TPO: And today, the word asset is ok to use?

Karen: Absolutely. CEOs recognize the workforce is in fact an asset—in most cases their largest asset. It’s both a lever and an expense, even in small companies and associations. And with that realization, there’s been a tectonic shift away from the three P’s–personnel, paperwork and payroll—and toward the widespread understanding that Human Capital is a critical strategic element of business.

TPO: What challenges has this shift presented?

Karen: Early on there was a need to professionalize the relationship between an organization’s leaders and its workforce. Everything couldn’t be informal and personal. There had to be policies and rules that resulted in active management of “the asset”! I refer to this as the “de-paternalization” of companies. And of course that created resistance.

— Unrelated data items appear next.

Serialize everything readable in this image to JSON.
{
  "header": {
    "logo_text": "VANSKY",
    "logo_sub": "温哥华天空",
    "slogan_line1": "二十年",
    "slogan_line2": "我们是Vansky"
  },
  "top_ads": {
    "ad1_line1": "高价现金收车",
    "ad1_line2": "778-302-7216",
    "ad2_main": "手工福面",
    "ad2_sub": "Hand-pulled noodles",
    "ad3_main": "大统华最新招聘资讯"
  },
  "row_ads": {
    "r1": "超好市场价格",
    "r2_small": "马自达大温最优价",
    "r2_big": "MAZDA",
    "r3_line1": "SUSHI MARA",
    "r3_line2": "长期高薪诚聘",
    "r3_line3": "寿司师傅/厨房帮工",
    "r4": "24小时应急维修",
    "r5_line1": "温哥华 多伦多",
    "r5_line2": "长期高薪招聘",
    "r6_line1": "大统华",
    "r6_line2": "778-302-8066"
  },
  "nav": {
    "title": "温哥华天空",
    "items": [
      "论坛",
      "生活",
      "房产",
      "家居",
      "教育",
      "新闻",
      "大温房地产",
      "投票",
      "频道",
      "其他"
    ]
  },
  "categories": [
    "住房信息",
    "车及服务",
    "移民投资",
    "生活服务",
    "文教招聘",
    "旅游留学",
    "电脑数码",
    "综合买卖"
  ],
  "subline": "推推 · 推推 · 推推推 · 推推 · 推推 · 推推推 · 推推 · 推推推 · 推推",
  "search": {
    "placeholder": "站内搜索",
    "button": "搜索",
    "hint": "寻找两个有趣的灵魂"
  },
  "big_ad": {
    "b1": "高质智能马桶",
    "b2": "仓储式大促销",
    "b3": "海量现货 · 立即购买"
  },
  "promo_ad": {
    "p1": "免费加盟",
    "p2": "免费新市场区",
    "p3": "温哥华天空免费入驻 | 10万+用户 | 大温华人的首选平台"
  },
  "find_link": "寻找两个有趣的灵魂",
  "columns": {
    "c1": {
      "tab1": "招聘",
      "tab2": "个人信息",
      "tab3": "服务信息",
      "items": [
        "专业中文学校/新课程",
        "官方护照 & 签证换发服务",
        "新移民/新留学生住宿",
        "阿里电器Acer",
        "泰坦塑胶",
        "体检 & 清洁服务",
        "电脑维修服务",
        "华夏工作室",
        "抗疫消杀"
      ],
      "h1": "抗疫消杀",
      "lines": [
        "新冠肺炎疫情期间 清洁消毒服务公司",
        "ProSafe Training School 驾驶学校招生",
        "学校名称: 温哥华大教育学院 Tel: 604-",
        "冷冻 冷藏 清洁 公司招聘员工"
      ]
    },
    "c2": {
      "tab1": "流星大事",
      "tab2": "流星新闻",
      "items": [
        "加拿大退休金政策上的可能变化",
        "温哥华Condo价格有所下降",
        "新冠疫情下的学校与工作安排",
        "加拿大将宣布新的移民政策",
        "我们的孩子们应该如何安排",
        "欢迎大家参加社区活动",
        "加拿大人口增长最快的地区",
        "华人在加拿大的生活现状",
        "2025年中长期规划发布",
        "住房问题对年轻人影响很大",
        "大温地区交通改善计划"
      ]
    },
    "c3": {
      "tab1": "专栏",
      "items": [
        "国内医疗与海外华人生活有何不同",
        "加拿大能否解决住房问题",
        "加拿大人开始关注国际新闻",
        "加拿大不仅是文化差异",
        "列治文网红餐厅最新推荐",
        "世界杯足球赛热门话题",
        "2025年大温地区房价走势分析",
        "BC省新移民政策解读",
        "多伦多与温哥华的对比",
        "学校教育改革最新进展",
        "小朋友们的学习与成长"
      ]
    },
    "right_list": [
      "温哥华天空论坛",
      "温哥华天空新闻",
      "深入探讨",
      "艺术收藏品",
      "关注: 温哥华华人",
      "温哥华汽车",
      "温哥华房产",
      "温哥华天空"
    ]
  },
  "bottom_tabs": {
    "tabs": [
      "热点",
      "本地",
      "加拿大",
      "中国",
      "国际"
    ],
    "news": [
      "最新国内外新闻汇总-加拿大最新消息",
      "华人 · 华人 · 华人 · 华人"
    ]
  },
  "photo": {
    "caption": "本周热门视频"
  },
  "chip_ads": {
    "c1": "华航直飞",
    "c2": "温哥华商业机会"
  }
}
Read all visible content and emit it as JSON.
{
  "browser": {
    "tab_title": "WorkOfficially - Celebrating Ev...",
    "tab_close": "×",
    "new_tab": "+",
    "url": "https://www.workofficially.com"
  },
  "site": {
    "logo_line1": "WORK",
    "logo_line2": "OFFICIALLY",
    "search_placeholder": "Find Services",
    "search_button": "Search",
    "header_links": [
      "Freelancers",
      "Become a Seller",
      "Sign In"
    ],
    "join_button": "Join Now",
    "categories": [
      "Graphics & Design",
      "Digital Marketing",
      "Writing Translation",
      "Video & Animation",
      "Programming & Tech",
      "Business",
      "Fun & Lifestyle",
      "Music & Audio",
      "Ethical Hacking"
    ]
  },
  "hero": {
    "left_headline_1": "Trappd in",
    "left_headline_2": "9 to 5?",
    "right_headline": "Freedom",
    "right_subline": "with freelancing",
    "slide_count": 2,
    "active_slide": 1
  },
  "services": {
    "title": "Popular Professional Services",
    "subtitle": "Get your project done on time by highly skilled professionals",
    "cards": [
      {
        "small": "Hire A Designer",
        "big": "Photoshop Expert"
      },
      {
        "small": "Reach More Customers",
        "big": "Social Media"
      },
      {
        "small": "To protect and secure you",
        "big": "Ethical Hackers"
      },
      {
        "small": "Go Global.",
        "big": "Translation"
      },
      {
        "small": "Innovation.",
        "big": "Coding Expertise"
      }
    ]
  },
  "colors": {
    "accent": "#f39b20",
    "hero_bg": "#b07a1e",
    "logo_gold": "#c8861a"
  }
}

Some people would say this change was also in part due to the MBA/”bean-counter” trend. The numbers-driven view of business began to open executives’ eyes that people are an asset or lever and all assets require management to get maximum results.

TPO: Have people changed in the last 20 years?

Karen: That’s a great question. I’m leaning towards no. The fundamental elements remain constant in a positive way. People essentially want to help each other, to achieve things together—to do the right thing, to be part of success. That sense of the good side of humanity is stronger today than I’ve seen it in many years. So I’d say, while people of course do things differently today, and their lives are crammed with more stuff, their fundamental characteristics are same.

TPO: Karen, thanks again for some very enlightening observations. And congratulations on TPO’s 20th Birthday!

Karen: You bet, thank you. It was my pleasure.